Overall Impressions of My Experience
All-in-all the ablation was far easier than anything I had imagined. I worried about so many stupid things – mainly things about pain. I didn’t want to have ANY pain and I didn’t. I’m still shocked that you can have a heart procedure like this and not have an ounce of pain. Sure I had a sore throat and some chest discomfort but even a wimp like me can handle that. If I have to have another ablation I won’t have a worry or concern in the world.
I also want to say my experience at the Texas Cardiac Arrhythmia Institute at St. David’s was nothing short of amazing. Every hospital and clinic (and every business for that matter) should take a lesson or two from them. Every single staff person I came into contact with was super friendly and helpful. They were all genuinely concerned about me. My every need was met and then some.
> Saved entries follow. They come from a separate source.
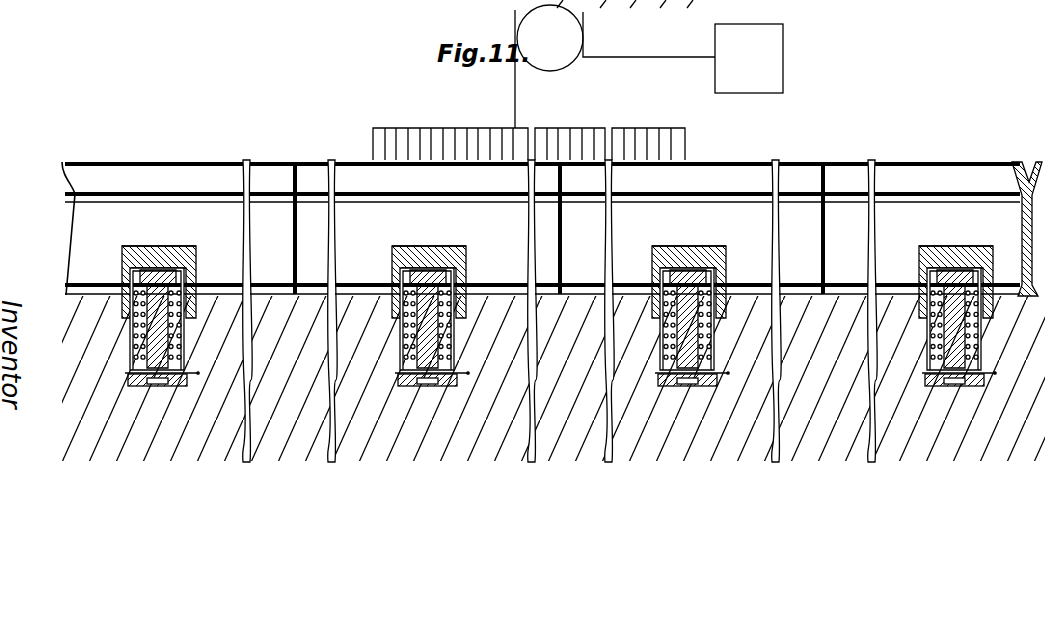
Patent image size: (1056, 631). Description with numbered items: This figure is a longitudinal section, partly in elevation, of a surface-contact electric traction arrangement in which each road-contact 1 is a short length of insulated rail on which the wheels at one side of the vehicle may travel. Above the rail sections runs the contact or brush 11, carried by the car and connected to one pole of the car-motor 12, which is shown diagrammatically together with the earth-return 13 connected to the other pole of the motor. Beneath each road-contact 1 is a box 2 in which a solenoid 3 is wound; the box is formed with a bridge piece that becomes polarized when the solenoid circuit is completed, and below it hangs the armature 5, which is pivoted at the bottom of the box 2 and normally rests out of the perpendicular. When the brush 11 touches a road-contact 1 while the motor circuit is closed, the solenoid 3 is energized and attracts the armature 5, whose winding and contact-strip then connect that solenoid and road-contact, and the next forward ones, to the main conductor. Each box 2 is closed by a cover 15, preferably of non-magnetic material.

The road-contact 1 is at (541, 228).
The box 2 is at (130, 328).
The solenoid 3 is at (135, 350).
The armature 5 is at (158, 323).
The contact or brush 11 is at (566, 135).
The car-motor 12 is at (615, 66).
The earth-return 13 is at (749, 58).
The cover 15 is at (196, 258).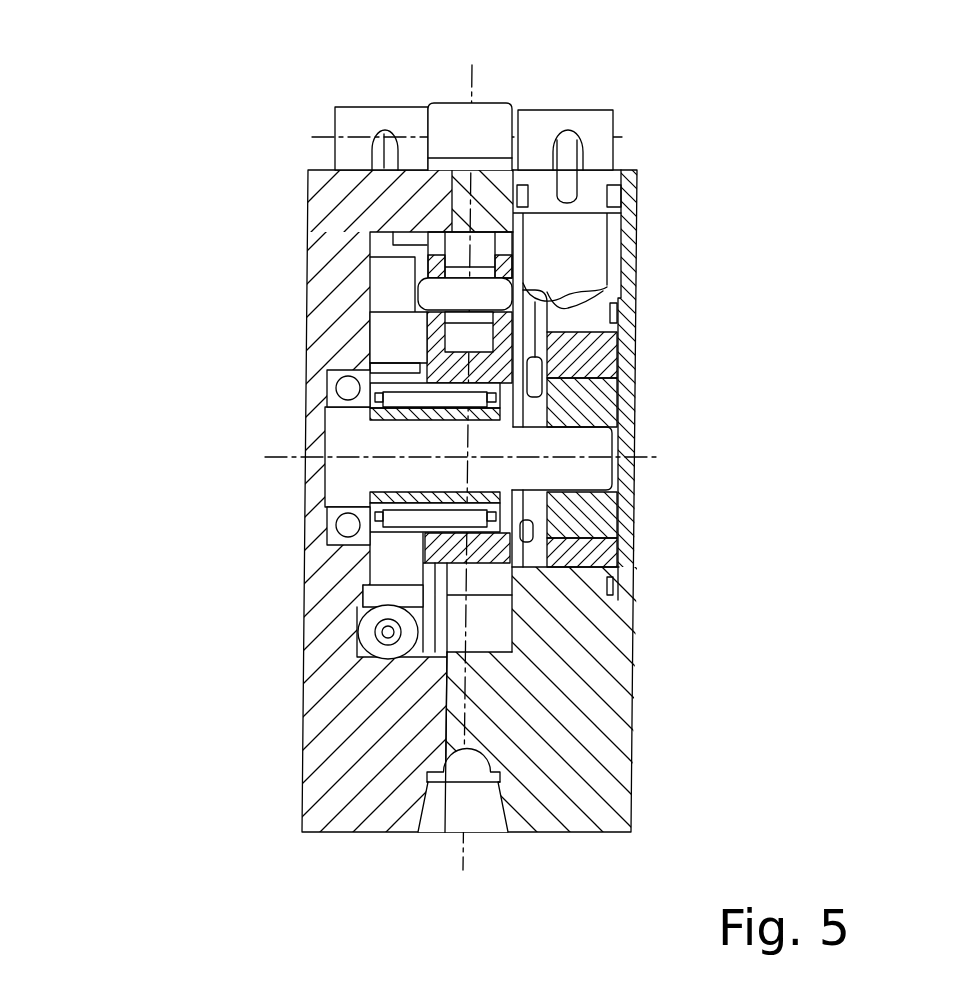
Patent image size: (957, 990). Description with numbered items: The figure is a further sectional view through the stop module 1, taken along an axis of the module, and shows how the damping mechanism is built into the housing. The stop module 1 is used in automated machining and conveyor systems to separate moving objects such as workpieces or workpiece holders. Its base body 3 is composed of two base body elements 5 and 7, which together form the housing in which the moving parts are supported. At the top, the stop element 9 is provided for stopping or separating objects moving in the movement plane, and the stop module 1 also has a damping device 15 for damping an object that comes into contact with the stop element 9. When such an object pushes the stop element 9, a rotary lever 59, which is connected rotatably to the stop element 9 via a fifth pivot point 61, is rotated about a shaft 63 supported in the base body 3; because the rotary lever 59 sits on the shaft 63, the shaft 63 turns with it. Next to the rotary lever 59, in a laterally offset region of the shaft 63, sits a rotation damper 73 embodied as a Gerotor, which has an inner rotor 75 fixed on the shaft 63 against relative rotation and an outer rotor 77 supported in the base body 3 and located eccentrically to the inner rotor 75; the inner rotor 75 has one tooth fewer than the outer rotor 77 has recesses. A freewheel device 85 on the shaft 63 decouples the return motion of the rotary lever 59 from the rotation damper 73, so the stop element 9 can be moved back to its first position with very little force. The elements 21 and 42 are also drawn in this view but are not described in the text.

The stop module 1 is at (152, 102).
The base body 3 is at (297, 206).
The base body element 5 is at (350, 692).
The base body element 7 is at (573, 693).
The stop element 9 is at (503, 92).
The damping device 15 is at (590, 316).
The fastening screw 21 is at (618, 124).
The plug 42 is at (457, 118).
The rotary lever 59 is at (427, 360).
The fifth pivot point 61 is at (437, 300).
The shaft 63 is at (355, 437).
The rotation damper 73 is at (590, 580).
The inner rotor 75 is at (576, 410).
The outer rotor 77 is at (578, 356).
The freewheel device 85 is at (403, 513).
And of course my experience at St. Davids wouldn’t be complete without talking about the maestro himself, Dr. Natale. He was kind, gracious, and just a genuinely nice guy. And the fact that he told me I had a very good chance of being an “one and done” candidate only makes my opinion of him higher than it already was!
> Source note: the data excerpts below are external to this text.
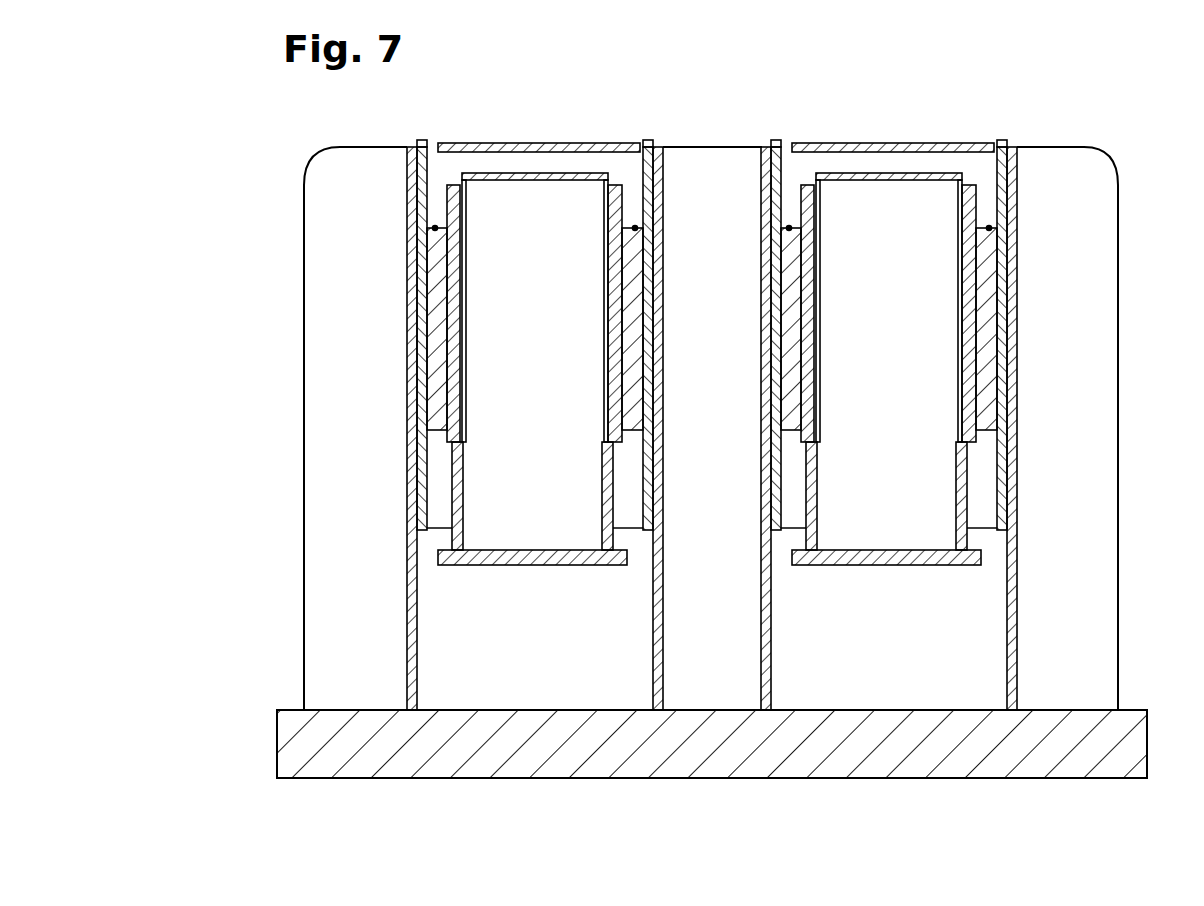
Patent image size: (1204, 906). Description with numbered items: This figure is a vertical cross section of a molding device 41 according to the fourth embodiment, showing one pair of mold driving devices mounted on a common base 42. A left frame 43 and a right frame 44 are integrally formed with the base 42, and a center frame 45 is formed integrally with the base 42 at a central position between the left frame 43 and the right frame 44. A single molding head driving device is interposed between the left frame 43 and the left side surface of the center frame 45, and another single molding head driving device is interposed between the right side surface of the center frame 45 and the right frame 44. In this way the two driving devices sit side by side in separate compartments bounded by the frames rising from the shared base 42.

The molding device 41 is at (1088, 88).
The base 42 is at (348, 753).
The left frame 43 is at (314, 497).
The right frame 44 is at (1091, 478).
The center frame 45 is at (713, 163).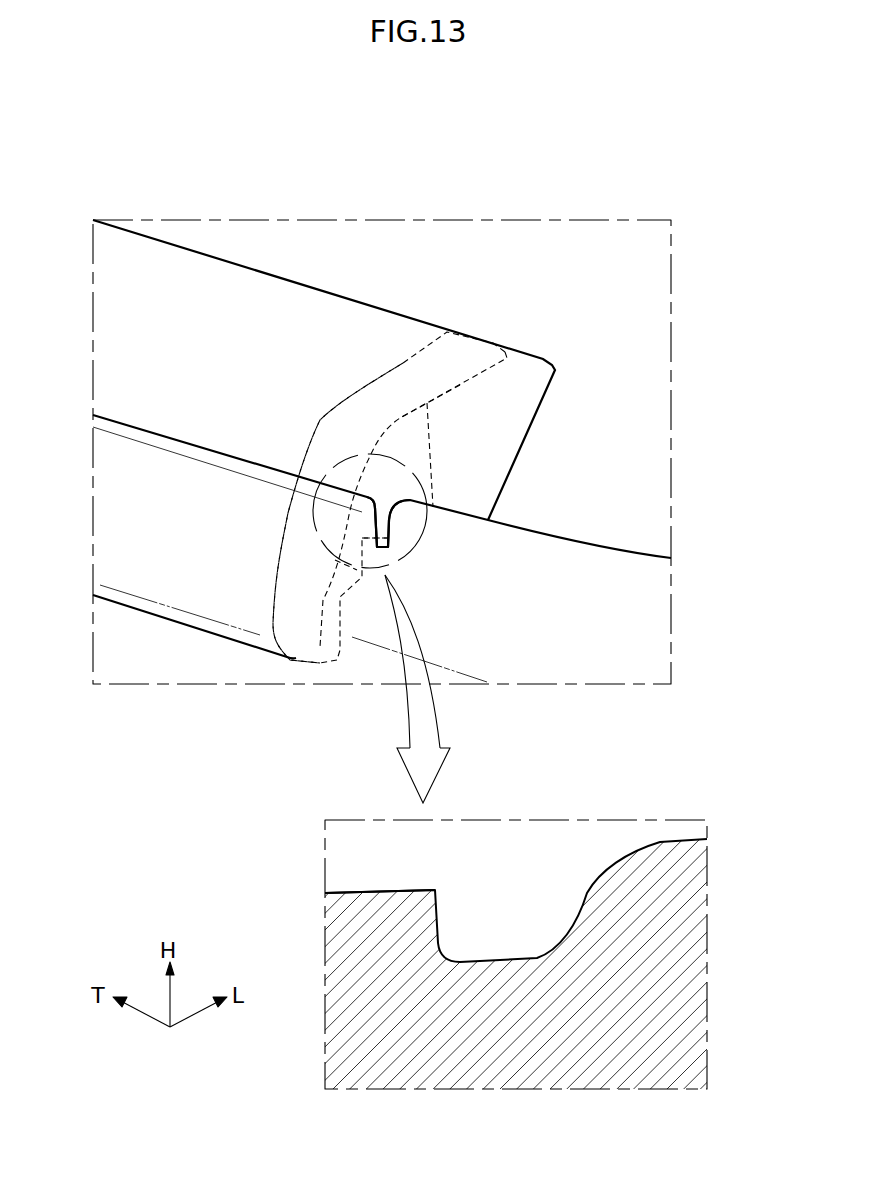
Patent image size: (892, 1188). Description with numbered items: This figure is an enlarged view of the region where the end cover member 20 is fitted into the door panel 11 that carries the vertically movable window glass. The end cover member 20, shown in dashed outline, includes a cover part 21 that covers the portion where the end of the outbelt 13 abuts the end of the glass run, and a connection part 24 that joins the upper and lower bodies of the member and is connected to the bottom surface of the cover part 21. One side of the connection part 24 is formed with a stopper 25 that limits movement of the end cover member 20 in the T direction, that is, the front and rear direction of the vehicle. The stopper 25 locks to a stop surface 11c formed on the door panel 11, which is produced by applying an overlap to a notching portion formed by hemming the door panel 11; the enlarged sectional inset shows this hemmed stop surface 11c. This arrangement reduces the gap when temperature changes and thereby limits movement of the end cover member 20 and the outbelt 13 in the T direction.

The door panel 11 is at (640, 608).
The stop surface 11c is at (440, 925).
The outbelt 13 is at (227, 283).
The end cover member 20 is at (474, 346).
The cover part 21 is at (403, 380).
The connection part 24 is at (413, 442).
The stopper 25 is at (400, 500).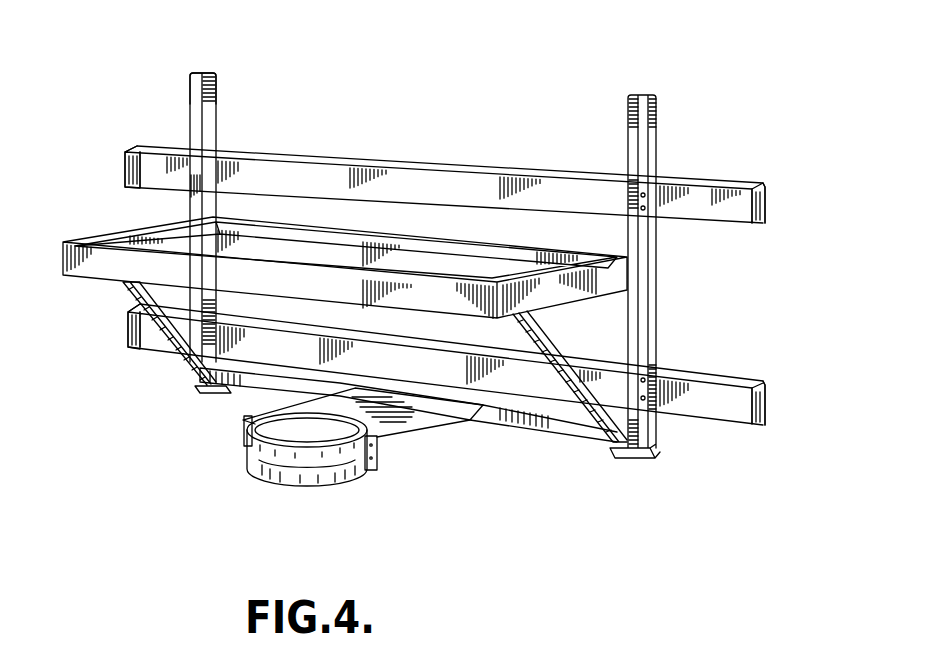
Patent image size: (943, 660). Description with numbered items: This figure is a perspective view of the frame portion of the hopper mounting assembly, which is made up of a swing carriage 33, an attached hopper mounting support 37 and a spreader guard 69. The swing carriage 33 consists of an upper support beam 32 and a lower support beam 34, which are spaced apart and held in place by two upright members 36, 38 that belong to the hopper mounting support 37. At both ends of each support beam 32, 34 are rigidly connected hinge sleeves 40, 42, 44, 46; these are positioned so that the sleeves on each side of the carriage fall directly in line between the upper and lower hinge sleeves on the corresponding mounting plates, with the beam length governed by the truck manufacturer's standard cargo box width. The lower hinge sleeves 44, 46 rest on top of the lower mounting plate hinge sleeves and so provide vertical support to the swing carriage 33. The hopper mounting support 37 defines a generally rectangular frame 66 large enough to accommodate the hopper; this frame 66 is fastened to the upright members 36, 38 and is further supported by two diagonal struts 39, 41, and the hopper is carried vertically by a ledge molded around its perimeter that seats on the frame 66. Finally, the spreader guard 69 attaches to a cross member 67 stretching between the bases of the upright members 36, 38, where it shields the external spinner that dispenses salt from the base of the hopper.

The upper support beam 32 is at (690, 188).
The swing carriage 33 is at (750, 265).
The lower support beam 34 is at (690, 387).
The upright member 36 is at (213, 100).
The hopper mounting support 37 is at (200, 73).
The upright member 38 is at (657, 113).
The diagonal strut 39 is at (587, 413).
The hinge sleeve 40 is at (125, 167).
The diagonal strut 41 is at (170, 347).
The hinge sleeve 42 is at (767, 193).
The hinge sleeve 44 is at (128, 323).
The hinge sleeve 46 is at (765, 402).
The rectangular frame 66 is at (93, 262).
The cross member 67 is at (510, 422).
The spreader guard 69 is at (247, 462).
What About My Atrial Fibrillation?
As someone with paroxysmal atrial fibrillation I wasn’t always in afib. As luck would have it, my last episode prior to my ablation was on February 3rd. As a result, I was in total NSR the day of my ablation. I was in NSR immediately after the ablation and continue to be so as I write this post. I didn’t even have a single heart palpitation after the procedure nor have I felt one yet. My heart’s performance felt exactly the same after the ablation as it did before – nothing but solid NSR!
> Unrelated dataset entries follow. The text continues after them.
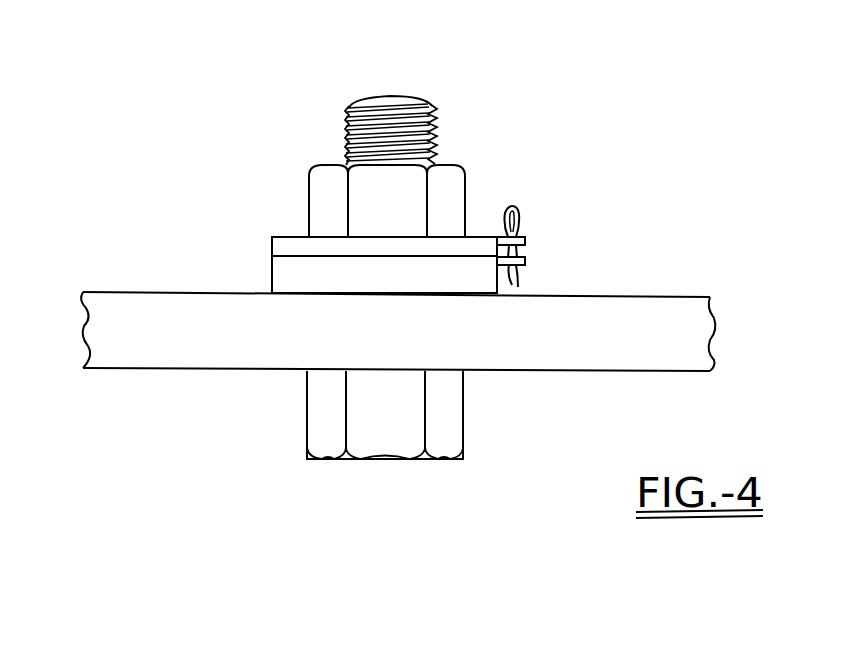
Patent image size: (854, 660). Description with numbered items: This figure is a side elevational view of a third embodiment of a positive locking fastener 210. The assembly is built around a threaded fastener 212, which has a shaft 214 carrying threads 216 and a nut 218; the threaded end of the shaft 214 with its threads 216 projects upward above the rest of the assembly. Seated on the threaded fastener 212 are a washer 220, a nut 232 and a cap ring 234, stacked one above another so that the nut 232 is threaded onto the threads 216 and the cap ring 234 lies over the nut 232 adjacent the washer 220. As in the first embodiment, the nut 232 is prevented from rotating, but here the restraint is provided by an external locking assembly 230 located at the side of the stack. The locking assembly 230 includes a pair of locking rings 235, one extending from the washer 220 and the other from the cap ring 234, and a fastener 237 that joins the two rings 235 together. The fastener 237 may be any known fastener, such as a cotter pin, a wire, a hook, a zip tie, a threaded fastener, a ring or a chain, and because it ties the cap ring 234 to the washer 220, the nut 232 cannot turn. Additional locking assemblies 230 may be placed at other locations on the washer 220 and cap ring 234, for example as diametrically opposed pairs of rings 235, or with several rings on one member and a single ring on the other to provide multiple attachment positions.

The positive locking fastener 210 is at (387, 245).
The threaded fastener 212 is at (338, 415).
The shaft 214 is at (359, 70).
The threads 216 is at (337, 122).
The nut 218 is at (475, 98).
The washer 220 is at (327, 266).
The locking assembly 230 is at (602, 207).
The nut 232 is at (333, 193).
The cap ring 234 is at (327, 230).
The locking rings 235 is at (562, 256).
The fastener 237 is at (565, 238).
The true test for me won’t be until June when the 3-month blanking period ends, the time it takes for your heart to fully heal after this procedure. I suspect I’ll have occasional runs of a rapid heart beat or even some quick bouts of afib during the blanking period as that’s totally normal. I won’t really know, however, if the ablation “cured” me until the year unfolds. Prior to the ablation I was experiencing afib every 2-4 weeks. We’ll see what happens after the blanking period ends.
The only difference in terms of my heart’s performance after the ablation is the rate at which it beats. Prior to the ablation I had a resting heart rate of 52 beats per minute. Immediately after the procedure my new resting heart rate fluctuated between 80-90 beats per minute. That might sound like a dramatic increase, and it is, but I didn’t notice ANY difference at all. I was actually shocked to see my new resting heart rate was so high because I felt exactly the same as I did when it was 52 beats per minute.
I’ve been told this will decrease over time but I will likely always have a slightly higher resting heart rate after the procedure. This is actually good news for people like me who have bradycardia. While I never had issues with such a low heart rate, I was never comfortable with it. If my new resting heart rate settles in the 60’s I’ll be perfectly happy with that!
What About Drugs?
Most people that have an ablation need to be on a daily anti arrhythmic drug such as Flecainide to help keep their heart in NSR during the blanking period. However, since I was taking Flecainide only “as needed” (i.e. pill in the pocket) prior to the ablation, I didn’t need to take it daily after the procedure. Of course if for some reason my heart starts misbehaving during the blanking period, there is a chance I may have to take Flecainide daily but for now I don’t have to.
The only daily medication I’m on right now is my anticoagulant, Eliquis. I’ll be able to stop taking that after the blanking period if my heart has been in NSR for the most part during the blanking period.